My first set of X-rays

stock X-ray image

Random stock X-ray to avoid HIPPA issues 🙂

Last week, I had a week full of radiology. I got to shoot my first set of X-rays. We did a Palmer upper cervical series and a lumbar series.

It was fun to actually be able to get in and take the films. In class, we do the set-ups a lot, but we aren’t able to take films on an actual patient. It’s easy to shoot an X-ray on a phantom, they don’t move at all!

Our patient kept leaning to one side, so we kept having to reposition him so he would be centered in the film. After we took the films, we had to write a radiology report on them. We had to use the actual films for interpretation because the program we use on the computers wasn’t working that day. Then the next day we had to go to a radiology reading to make sure we didn’t miss anything on the film.

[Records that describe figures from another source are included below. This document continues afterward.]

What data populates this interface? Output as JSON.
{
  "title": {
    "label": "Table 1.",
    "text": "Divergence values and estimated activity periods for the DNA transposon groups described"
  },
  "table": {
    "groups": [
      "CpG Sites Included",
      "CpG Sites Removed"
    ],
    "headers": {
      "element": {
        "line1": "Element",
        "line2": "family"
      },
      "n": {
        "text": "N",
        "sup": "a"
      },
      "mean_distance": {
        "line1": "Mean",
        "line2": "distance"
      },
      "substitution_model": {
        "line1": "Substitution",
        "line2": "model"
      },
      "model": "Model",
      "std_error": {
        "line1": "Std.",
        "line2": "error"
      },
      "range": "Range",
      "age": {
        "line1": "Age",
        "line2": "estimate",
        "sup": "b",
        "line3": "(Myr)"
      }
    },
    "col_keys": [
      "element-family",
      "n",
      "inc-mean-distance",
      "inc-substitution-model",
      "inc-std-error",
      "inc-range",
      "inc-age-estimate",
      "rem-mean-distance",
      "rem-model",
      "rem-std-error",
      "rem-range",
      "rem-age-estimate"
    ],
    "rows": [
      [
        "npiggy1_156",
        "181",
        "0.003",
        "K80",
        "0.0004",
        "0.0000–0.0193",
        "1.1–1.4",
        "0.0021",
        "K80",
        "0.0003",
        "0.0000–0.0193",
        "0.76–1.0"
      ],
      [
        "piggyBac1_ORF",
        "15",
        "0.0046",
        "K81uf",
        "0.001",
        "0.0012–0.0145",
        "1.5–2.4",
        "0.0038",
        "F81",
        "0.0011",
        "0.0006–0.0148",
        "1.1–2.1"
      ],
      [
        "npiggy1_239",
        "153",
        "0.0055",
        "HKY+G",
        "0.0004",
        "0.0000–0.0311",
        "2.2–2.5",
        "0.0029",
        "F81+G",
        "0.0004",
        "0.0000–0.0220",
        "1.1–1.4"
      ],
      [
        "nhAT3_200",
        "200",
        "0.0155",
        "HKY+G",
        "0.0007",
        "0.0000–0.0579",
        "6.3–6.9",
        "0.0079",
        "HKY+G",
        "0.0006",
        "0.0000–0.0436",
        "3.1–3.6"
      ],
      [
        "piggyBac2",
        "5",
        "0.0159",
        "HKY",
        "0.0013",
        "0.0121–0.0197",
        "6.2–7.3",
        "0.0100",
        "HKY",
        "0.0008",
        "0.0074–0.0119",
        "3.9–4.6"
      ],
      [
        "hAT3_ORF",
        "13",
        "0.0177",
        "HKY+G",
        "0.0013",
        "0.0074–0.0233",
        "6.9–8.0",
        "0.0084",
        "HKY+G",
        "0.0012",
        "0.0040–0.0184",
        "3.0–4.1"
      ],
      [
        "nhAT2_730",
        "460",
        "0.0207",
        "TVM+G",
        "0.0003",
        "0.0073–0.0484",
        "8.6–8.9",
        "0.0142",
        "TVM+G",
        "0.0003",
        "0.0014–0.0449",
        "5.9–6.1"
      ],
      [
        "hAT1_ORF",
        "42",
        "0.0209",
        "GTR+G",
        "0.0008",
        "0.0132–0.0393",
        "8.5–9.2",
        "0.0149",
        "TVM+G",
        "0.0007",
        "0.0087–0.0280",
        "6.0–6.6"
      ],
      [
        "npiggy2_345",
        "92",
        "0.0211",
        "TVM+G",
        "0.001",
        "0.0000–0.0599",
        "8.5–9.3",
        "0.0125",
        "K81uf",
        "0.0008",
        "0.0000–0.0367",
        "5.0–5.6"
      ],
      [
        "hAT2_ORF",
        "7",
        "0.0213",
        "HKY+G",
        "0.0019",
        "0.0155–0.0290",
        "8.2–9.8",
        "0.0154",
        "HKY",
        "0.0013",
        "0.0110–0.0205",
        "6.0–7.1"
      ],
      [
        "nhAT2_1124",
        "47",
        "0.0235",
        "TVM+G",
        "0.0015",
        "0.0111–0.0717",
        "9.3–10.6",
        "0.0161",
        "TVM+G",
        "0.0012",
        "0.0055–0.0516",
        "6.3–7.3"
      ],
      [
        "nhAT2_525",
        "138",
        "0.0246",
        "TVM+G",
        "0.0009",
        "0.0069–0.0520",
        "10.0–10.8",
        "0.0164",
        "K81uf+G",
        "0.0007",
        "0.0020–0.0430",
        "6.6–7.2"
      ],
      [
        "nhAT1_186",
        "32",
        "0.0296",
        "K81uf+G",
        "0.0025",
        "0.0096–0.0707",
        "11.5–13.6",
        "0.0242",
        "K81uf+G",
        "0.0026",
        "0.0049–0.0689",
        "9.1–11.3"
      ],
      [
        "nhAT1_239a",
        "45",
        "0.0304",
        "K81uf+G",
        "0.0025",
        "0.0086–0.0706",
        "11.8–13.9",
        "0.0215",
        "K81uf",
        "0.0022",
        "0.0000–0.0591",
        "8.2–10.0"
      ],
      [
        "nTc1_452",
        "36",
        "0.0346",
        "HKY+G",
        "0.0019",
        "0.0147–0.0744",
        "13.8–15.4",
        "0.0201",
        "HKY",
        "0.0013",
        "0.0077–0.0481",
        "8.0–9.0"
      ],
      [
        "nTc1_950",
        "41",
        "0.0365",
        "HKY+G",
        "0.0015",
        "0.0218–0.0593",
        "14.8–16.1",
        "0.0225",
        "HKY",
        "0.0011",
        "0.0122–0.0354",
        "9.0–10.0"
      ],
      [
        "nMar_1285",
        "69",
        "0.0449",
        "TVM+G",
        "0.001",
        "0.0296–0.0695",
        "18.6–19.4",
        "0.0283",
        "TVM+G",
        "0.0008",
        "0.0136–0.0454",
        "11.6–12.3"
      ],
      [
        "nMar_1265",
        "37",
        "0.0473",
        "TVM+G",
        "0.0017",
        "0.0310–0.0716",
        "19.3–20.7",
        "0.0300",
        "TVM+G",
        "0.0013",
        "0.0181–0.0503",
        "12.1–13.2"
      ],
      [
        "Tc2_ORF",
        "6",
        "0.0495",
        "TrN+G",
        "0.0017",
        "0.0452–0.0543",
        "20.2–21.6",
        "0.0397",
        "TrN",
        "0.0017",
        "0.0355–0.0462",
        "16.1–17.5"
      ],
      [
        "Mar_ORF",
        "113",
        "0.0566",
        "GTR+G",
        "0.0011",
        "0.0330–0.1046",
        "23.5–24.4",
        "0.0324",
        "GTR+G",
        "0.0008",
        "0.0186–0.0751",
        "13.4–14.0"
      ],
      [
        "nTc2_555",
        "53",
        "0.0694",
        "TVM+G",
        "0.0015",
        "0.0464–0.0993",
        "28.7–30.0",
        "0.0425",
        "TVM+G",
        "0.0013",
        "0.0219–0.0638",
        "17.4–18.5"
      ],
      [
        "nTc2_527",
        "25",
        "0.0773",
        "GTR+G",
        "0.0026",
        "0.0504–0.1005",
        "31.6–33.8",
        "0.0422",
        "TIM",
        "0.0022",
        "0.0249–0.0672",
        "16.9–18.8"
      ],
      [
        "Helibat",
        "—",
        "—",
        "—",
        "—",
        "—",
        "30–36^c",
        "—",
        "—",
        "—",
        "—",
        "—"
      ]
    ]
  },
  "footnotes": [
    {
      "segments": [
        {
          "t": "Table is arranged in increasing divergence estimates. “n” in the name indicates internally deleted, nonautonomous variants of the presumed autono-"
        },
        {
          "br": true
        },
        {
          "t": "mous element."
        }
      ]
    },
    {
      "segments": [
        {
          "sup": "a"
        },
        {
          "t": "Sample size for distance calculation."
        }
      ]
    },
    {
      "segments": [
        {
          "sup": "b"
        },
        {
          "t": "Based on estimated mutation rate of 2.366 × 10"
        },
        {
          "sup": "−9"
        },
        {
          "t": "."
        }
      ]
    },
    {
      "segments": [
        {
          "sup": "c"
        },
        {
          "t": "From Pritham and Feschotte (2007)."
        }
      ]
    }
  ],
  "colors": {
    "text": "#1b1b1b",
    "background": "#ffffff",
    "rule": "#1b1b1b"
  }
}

It went really well. Our diagnosis was right, and there wasn’t really anything we missed. We just didn’t word things well on our report. It wasn’t too bad, though. We were lucky our first experience wasn’t traumatic. Sometimes you hear horror stories about radiology review, but there was nothing like that for anyone that was analyzing films while we were there. I think some people must not be prepared when they go in there. Just be prepared, know your patient and do your best. You will come out all right.